In that freedom, Kelly Finnigan finds inspiration to keep exploring in his artistry and production work, whether it’s a track like “Goodbye NOLA” with Orgone, one he exclaims with pleasure as, “That’s just loose, baby!” Or in darker places like “Money & Loneliness” with the Kris Lager Band or in something exploring a more spiritual side like “Can’t Let Him Down” from his solo record. He still listens to music of his youth to find further inspiration, such as the Beasties. “When I heard In Sounds from Way Out, I knew they all made beats and helped produce records with the Dust Brothers, but now they’re playing these tunes that were all rooted in these funk and soul and jazz records. They’re doing that? That’s what I’m trying to do.”

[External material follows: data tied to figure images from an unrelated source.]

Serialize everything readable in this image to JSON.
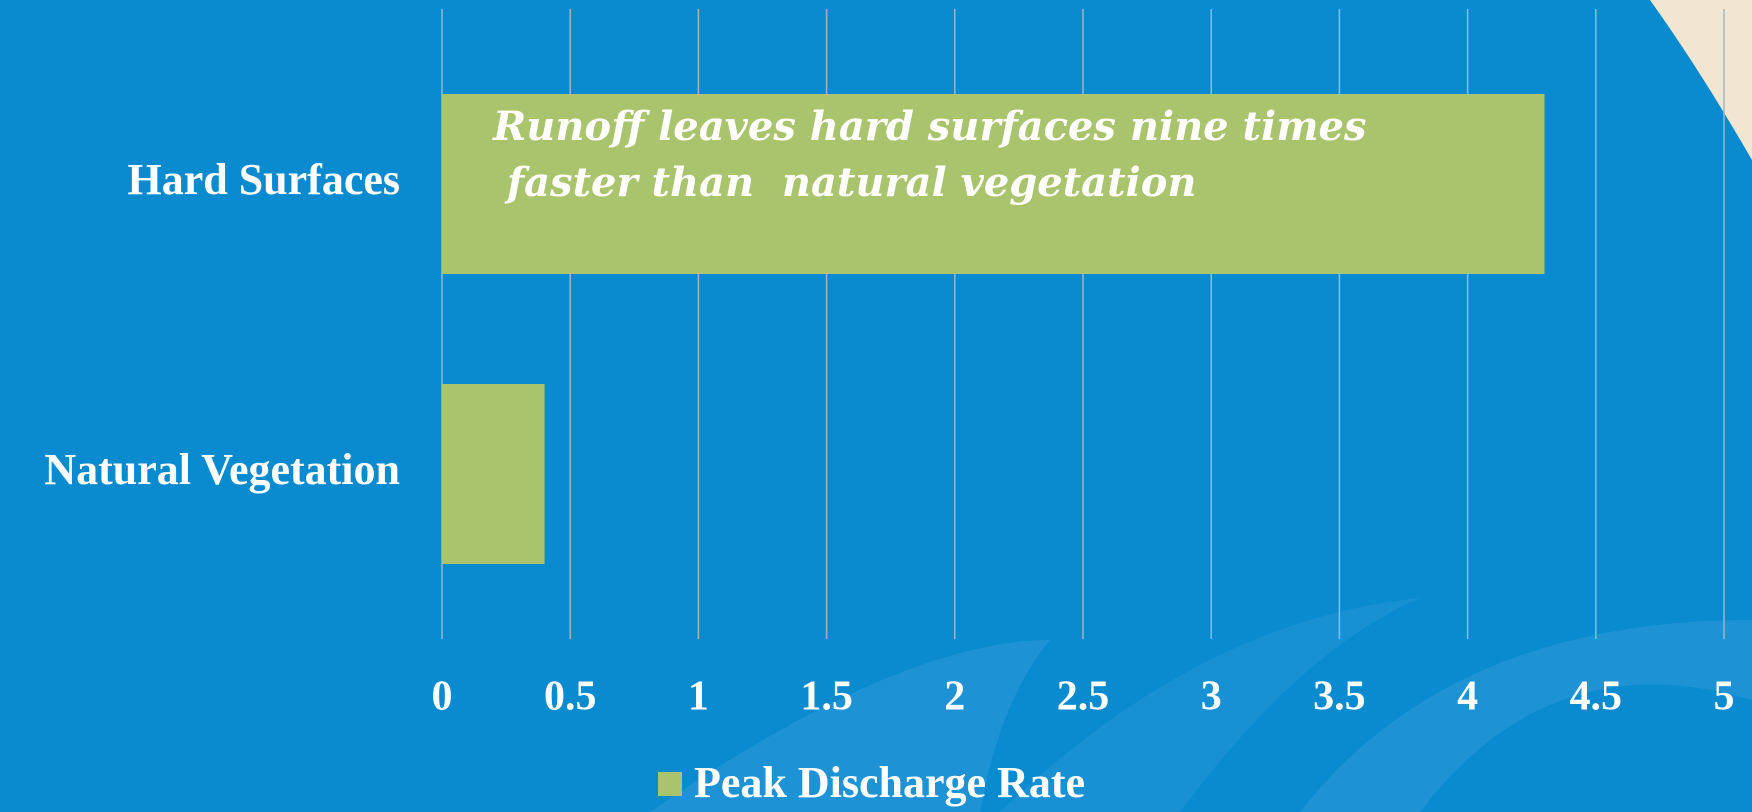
{
  "chart_data": {
    "type": "hbar",
    "categories": [
      "Hard Surfaces",
      "Natural Vegetation"
    ],
    "series": [
      {
        "name": "Peak Discharge Rate",
        "color": "#a9c46c",
        "values": [
          4.3,
          0.4
        ]
      }
    ],
    "xlim": [
      0,
      5
    ],
    "xticks": [
      0,
      0.5,
      1,
      1.5,
      2,
      2.5,
      3,
      3.5,
      4,
      4.5,
      5
    ],
    "grid": true,
    "legend": "bottom",
    "annotation": [
      "Runoff leaves hard surfaces nine times",
      " faster than  natural vegetation"
    ]
  }
}
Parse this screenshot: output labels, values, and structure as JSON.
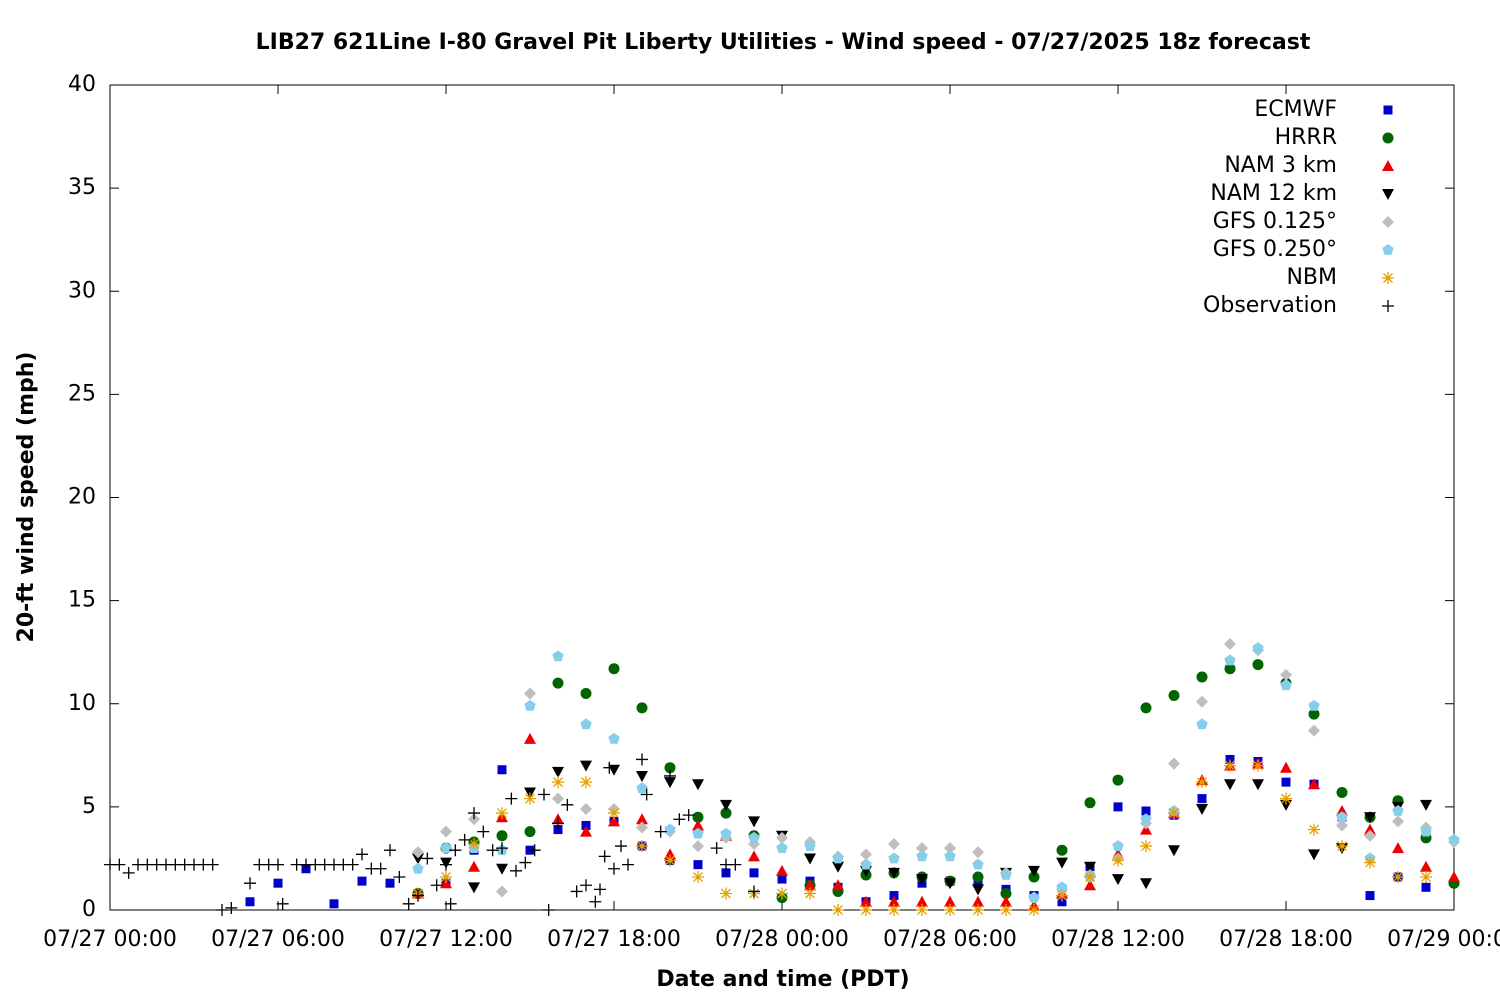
{
  "chart_data": {
    "type": "scatter",
    "title": "LIB27 621Line I-80 Gravel Pit Liberty Utilities - Wind speed - 07/27/2025 18z forecast",
    "xlabel": "Date and time (PDT)",
    "ylabel": "20-ft wind speed (mph)",
    "xlim": [
      "07/27 00:00",
      "07/29 00:00"
    ],
    "xticks": [
      "07/27 00:00",
      "07/27 06:00",
      "07/27 12:00",
      "07/27 18:00",
      "07/28 00:00",
      "07/28 06:00",
      "07/28 12:00",
      "07/28 18:00",
      "07/29 00:00"
    ],
    "ylim": [
      0,
      40
    ],
    "yticks": [
      0,
      5,
      10,
      15,
      20,
      25,
      30,
      35,
      40
    ],
    "grid": false,
    "legend": "top-right",
    "x": [
      "07/27 05:00",
      "07/27 06:00",
      "07/27 07:00",
      "07/27 08:00",
      "07/27 09:00",
      "07/27 10:00",
      "07/27 11:00",
      "07/27 12:00",
      "07/27 13:00",
      "07/27 14:00",
      "07/27 15:00",
      "07/27 16:00",
      "07/27 17:00",
      "07/27 18:00",
      "07/27 19:00",
      "07/27 20:00",
      "07/27 21:00",
      "07/27 22:00",
      "07/27 23:00",
      "07/28 00:00",
      "07/28 01:00",
      "07/28 02:00",
      "07/28 03:00",
      "07/28 04:00",
      "07/28 05:00",
      "07/28 06:00",
      "07/28 07:00",
      "07/28 08:00",
      "07/28 09:00",
      "07/28 10:00",
      "07/28 11:00",
      "07/28 12:00",
      "07/28 13:00",
      "07/28 14:00",
      "07/28 15:00",
      "07/28 16:00",
      "07/28 17:00",
      "07/28 18:00",
      "07/28 19:00",
      "07/28 20:00",
      "07/28 21:00",
      "07/28 22:00",
      "07/28 23:00",
      "07/29 00:00"
    ],
    "series": [
      {
        "name": "ECMWF",
        "color": "#0000cc",
        "marker": "square",
        "values": [
          0.4,
          1.3,
          2.0,
          0.3,
          1.4,
          1.3,
          0.8,
          1.3,
          2.9,
          6.8,
          2.9,
          3.9,
          4.1,
          4.3,
          3.1,
          2.4,
          2.2,
          1.8,
          1.8,
          1.5,
          1.4,
          1.1,
          0.4,
          0.7,
          1.3,
          1.4,
          1.3,
          1.0,
          0.7,
          0.4,
          2.1,
          5.0,
          4.8,
          4.6,
          5.4,
          7.3,
          7.2,
          6.2,
          6.1,
          4.5,
          0.7,
          1.6,
          1.1,
          null
        ]
      },
      {
        "name": "HRRR",
        "color": "#006400",
        "marker": "circle",
        "values": [
          null,
          null,
          null,
          null,
          null,
          null,
          0.8,
          3.0,
          3.3,
          3.6,
          3.8,
          11.0,
          10.5,
          11.7,
          9.8,
          6.9,
          4.5,
          4.7,
          3.6,
          0.6,
          1.2,
          0.9,
          1.7,
          1.8,
          1.6,
          1.4,
          1.6,
          0.8,
          1.6,
          2.9,
          5.2,
          6.3,
          9.8,
          10.4,
          11.3,
          11.7,
          11.9,
          11.0,
          9.5,
          5.7,
          4.5,
          5.3,
          3.5,
          1.3
        ]
      },
      {
        "name": "NAM 3 km",
        "color": "#ee0000",
        "marker": "triangle",
        "values": [
          null,
          null,
          null,
          null,
          null,
          null,
          0.8,
          1.3,
          2.1,
          4.5,
          8.3,
          4.4,
          3.8,
          4.3,
          4.4,
          2.7,
          4.1,
          3.6,
          2.6,
          1.9,
          1.2,
          1.2,
          0.4,
          0.4,
          0.4,
          0.4,
          0.4,
          0.4,
          0.2,
          0.8,
          1.2,
          2.7,
          3.9,
          4.7,
          6.3,
          7.0,
          7.1,
          6.9,
          6.1,
          4.8,
          3.9,
          3.0,
          2.1,
          1.6
        ]
      },
      {
        "name": "NAM 12 km",
        "color": "#000000",
        "marker": "triangle-down",
        "values": [
          null,
          null,
          null,
          null,
          null,
          null,
          2.5,
          2.3,
          1.1,
          2.0,
          5.7,
          6.7,
          7.0,
          6.8,
          6.5,
          6.2,
          6.1,
          5.1,
          4.3,
          3.6,
          2.5,
          2.1,
          1.9,
          1.8,
          1.5,
          1.3,
          1.0,
          1.8,
          1.9,
          2.3,
          2.1,
          1.5,
          1.3,
          2.9,
          4.9,
          6.1,
          6.1,
          5.1,
          2.7,
          3.0,
          4.5,
          5.0,
          5.1,
          null
        ]
      },
      {
        "name": "GFS 0.125°",
        "color": "#bebebe",
        "marker": "diamond",
        "values": [
          null,
          null,
          null,
          null,
          null,
          null,
          2.8,
          3.8,
          4.4,
          0.9,
          10.5,
          5.4,
          4.9,
          4.9,
          4.0,
          3.8,
          3.1,
          3.5,
          3.2,
          3.5,
          3.3,
          2.6,
          2.7,
          3.2,
          3.0,
          3.0,
          2.8,
          1.8,
          0.6,
          1.0,
          1.7,
          2.5,
          4.2,
          7.1,
          10.1,
          12.9,
          12.6,
          11.4,
          8.7,
          4.1,
          3.6,
          4.3,
          4.0,
          3.3
        ]
      },
      {
        "name": "GFS 0.250°",
        "color": "#87ceeb",
        "marker": "pentagon",
        "values": [
          null,
          null,
          null,
          null,
          null,
          null,
          2.0,
          3.0,
          3.0,
          2.9,
          9.9,
          12.3,
          9.0,
          8.3,
          5.9,
          3.9,
          3.7,
          3.7,
          3.5,
          3.0,
          3.1,
          2.5,
          2.2,
          2.5,
          2.6,
          2.6,
          2.2,
          1.7,
          0.6,
          1.1,
          1.6,
          3.1,
          4.4,
          4.8,
          9.0,
          12.1,
          12.7,
          10.9,
          9.9,
          4.5,
          2.5,
          4.8,
          3.8,
          3.4
        ]
      },
      {
        "name": "NBM",
        "color": "#e8a000",
        "marker": "star",
        "values": [
          null,
          null,
          null,
          null,
          null,
          null,
          0.8,
          1.6,
          3.2,
          4.7,
          5.4,
          6.2,
          6.2,
          4.7,
          3.1,
          2.4,
          1.6,
          0.8,
          0.8,
          0.8,
          0.8,
          0,
          0,
          0,
          0,
          0,
          0,
          0,
          0,
          0.7,
          1.6,
          2.4,
          3.1,
          4.7,
          6.2,
          7.0,
          7.0,
          5.4,
          3.9,
          3.1,
          2.3,
          1.6,
          1.6,
          null
        ]
      },
      {
        "name": "Observation",
        "color": "#000000",
        "marker": "plus",
        "x": [
          "07/27 00:00",
          "07/27 00:20",
          "07/27 00:40",
          "07/27 01:00",
          "07/27 01:20",
          "07/27 01:40",
          "07/27 02:00",
          "07/27 02:20",
          "07/27 02:40",
          "07/27 03:00",
          "07/27 03:20",
          "07/27 03:40",
          "07/27 04:00",
          "07/27 04:20",
          "07/27 05:00",
          "07/27 05:20",
          "07/27 05:40",
          "07/27 06:00",
          "07/27 06:10",
          "07/27 06:40",
          "07/27 07:00",
          "07/27 07:20",
          "07/27 07:40",
          "07/27 08:00",
          "07/27 08:20",
          "07/27 08:40",
          "07/27 09:00",
          "07/27 09:20",
          "07/27 09:40",
          "07/27 10:00",
          "07/27 10:20",
          "07/27 10:40",
          "07/27 11:00",
          "07/27 11:20",
          "07/27 11:40",
          "07/27 12:00",
          "07/27 12:10",
          "07/27 12:20",
          "07/27 12:40",
          "07/27 13:00",
          "07/27 13:20",
          "07/27 13:40",
          "07/27 14:00",
          "07/27 14:20",
          "07/27 14:30",
          "07/27 14:50",
          "07/27 15:10",
          "07/27 15:30",
          "07/27 15:40",
          "07/27 16:00",
          "07/27 16:20",
          "07/27 16:40",
          "07/27 17:00",
          "07/27 17:20",
          "07/27 17:30",
          "07/27 17:40",
          "07/27 17:50",
          "07/27 18:00",
          "07/27 18:15",
          "07/27 18:30",
          "07/27 19:00",
          "07/27 19:10",
          "07/27 19:40",
          "07/27 20:00",
          "07/27 20:20",
          "07/27 20:40",
          "07/27 21:40",
          "07/27 22:00",
          "07/27 22:20",
          "07/27 23:00"
        ],
        "values": [
          2.2,
          2.2,
          1.8,
          2.2,
          2.2,
          2.2,
          2.2,
          2.2,
          2.2,
          2.2,
          2.2,
          2.2,
          0.0,
          0.1,
          1.3,
          2.2,
          2.2,
          2.2,
          0.3,
          2.2,
          2.2,
          2.2,
          2.2,
          2.2,
          2.2,
          2.2,
          2.7,
          2.0,
          2.0,
          2.9,
          1.6,
          0.3,
          0.7,
          2.5,
          1.2,
          2.2,
          0.3,
          2.9,
          3.4,
          4.7,
          3.8,
          2.9,
          3.0,
          5.4,
          1.9,
          2.3,
          2.9,
          5.6,
          0.0,
          4.2,
          5.1,
          0.9,
          1.2,
          0.4,
          1.0,
          2.6,
          6.9,
          2.0,
          3.1,
          2.2,
          7.3,
          5.6,
          3.8,
          6.5,
          4.4,
          4.6,
          3.0,
          2.2,
          2.2,
          0.9
        ]
      }
    ]
  }
}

After three-plus hours, the conversation finally comes to an end. A true conversationalist, he’s laid-back and answered questions in any direction the interview splintered. Mostly though, the conversation flowed naturally: no awkward exchanges or pauses or dry question-answer, question-answer format. Just a flowing exchange of how music has been woven into his life, and that’s the way his music and collaborations seem to roll out of the studio, just like a kid chasing his dreams.